I don’t have much willpower and have to confess that I was taking diet pills for the greater part of 2014 and into last year. No one knows that, because I was riddled with shame. When life go stressful, I turned to a homeopath for help, because it’s part of my belief system that we have the ability to deal with certain parts of our health and life without modern medicine. Why I believe it’s only a part of our lives and that modern medicine is vital to us, is another blog all together. The point of the story is that I confessed to the homeopath that I was taking prescription diet pills and I was desperate to get off them.
I’m a pretty healthy eater and have come from a place of being a size 46 to hovering between a 40 & 42 for well over ten years. I have managed to keep the majority of it off, but have always carried weight. Linked to my belief system (best described as pagan) I have always believed in avoiding anything foods which are too processed and trying to eat as natural as possible. The problem is, far too many people give their opinion and fad diets constantly sent me on a spin of confusion as to the best and worst things to feed my body.
Surprisingly, the homeopath sent me to an old school dietician, who took one look at what I was eating and told me the nuts, oats, full cream products and fruit had to go. Fat makes fat, was her comment to me and she went on to introduce cereal, fat free products and loads of sweet chilli sauce and cottage cheese into my diet. I was also put onto a protein shake, because I needed something to keep me full.
I wasn’t full and I wasn’t enjoying the vast change in my diet. I couldn’t believe I was allowed rice krispies, but I couldn’t have yoghurt and almonds. I questioned her a few times and needed a lot of convincing that the amount of processed food was actually good for me. I missed my old way of eating, but because I have always carried weight, I didn’t trust myself to begin to know what is good for me and not.
However, I’m a morning person and haven’t missed a sunrise in years. After a few months of eating the way the dietician set out, I was tired and I was getting myself down about nearly everything in life. I went back to chat to her again and, granted, there was a lot going on in my life, she told me to add more sweet chilli sauce to my meals.
Something wasn’t sitting right and I also wasn’t losing weight. I was starving, force feeding myself at free foods and missing sunrises. I went to her one last time and at this point I do have to say, I adore her. I felt supported and could see she truly wanted the best for me. She also absolutely believes in her way of eating, but it just wasn’t working for me.

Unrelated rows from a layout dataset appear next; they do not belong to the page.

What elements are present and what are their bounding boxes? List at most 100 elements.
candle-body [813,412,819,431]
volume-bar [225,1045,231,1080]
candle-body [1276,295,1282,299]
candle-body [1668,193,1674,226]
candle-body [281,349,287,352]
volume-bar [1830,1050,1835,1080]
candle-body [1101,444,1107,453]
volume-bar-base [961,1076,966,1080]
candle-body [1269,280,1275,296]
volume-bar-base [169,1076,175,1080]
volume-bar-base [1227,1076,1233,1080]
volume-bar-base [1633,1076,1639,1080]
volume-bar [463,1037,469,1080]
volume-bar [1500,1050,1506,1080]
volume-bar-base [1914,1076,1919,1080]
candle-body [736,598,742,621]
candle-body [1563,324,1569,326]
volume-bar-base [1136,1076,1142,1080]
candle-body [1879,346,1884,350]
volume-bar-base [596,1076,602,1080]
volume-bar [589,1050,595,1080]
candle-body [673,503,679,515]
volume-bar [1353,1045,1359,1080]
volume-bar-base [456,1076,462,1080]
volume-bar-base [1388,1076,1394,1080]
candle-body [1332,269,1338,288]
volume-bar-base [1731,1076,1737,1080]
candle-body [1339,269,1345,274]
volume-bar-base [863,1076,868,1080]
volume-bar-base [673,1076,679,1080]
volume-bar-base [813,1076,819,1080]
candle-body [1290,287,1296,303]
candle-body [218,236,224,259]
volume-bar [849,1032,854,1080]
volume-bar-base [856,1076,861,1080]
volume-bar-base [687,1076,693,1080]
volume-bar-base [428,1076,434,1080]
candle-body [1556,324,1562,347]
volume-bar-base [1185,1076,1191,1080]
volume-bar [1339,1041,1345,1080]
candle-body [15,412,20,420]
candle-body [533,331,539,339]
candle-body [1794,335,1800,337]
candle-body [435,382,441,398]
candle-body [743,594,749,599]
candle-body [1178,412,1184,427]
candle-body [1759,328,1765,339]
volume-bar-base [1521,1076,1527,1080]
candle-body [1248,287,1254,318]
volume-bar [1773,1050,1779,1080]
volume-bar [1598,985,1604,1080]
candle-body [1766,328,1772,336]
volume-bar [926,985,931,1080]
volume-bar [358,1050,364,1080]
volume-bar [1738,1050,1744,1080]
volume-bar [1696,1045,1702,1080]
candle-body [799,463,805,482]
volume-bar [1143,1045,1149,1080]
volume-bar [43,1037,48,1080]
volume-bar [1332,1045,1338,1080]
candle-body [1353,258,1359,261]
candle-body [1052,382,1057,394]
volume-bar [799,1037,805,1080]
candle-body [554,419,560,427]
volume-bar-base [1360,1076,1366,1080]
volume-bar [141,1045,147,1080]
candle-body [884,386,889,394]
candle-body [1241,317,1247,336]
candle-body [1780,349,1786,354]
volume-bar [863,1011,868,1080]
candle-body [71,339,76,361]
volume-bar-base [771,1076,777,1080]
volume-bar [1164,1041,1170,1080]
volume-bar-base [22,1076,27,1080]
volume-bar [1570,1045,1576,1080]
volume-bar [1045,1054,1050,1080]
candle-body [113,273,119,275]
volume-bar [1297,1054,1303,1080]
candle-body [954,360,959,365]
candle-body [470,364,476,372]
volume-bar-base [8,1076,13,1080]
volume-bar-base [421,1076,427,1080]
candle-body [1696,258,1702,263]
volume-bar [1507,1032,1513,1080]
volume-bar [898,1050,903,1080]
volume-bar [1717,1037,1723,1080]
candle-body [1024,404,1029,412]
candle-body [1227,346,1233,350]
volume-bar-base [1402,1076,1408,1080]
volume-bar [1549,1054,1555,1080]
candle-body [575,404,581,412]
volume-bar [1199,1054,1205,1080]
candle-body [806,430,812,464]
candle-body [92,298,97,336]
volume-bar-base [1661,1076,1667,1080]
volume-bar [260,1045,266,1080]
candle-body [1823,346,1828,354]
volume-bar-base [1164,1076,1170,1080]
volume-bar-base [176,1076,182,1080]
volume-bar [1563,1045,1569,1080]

I couldn’t go round in circles again, so I started where most of us do … Google! I purely wanted to compare fat free with high fat diets and see which had more credibility. What I found was a Youtube video, documentary about sugar, called That Sugar Film. I watched with my full attention and then spent the next few hours literally horrified at what I was learning about all the hidden sugars in the food we eat. Then I unpacked my entire kitchen onto the counter and started to add up the sugar content in all the fat free products I had been consuming.
As I read the labels, I shoved them into a box and waited for the following day to get it all out of my home. I then watched another few hours of interviews and discovered Sarah Wilson and her book, I quit Sugar and began the daily process of living sugar free.
I’ve tried it all before, so I committed to only thirty days. I measured myself on the first day and swore I would wait one week before measuring myself again, but I only lasted a few days and I had already lost just over two centimetres around my waist.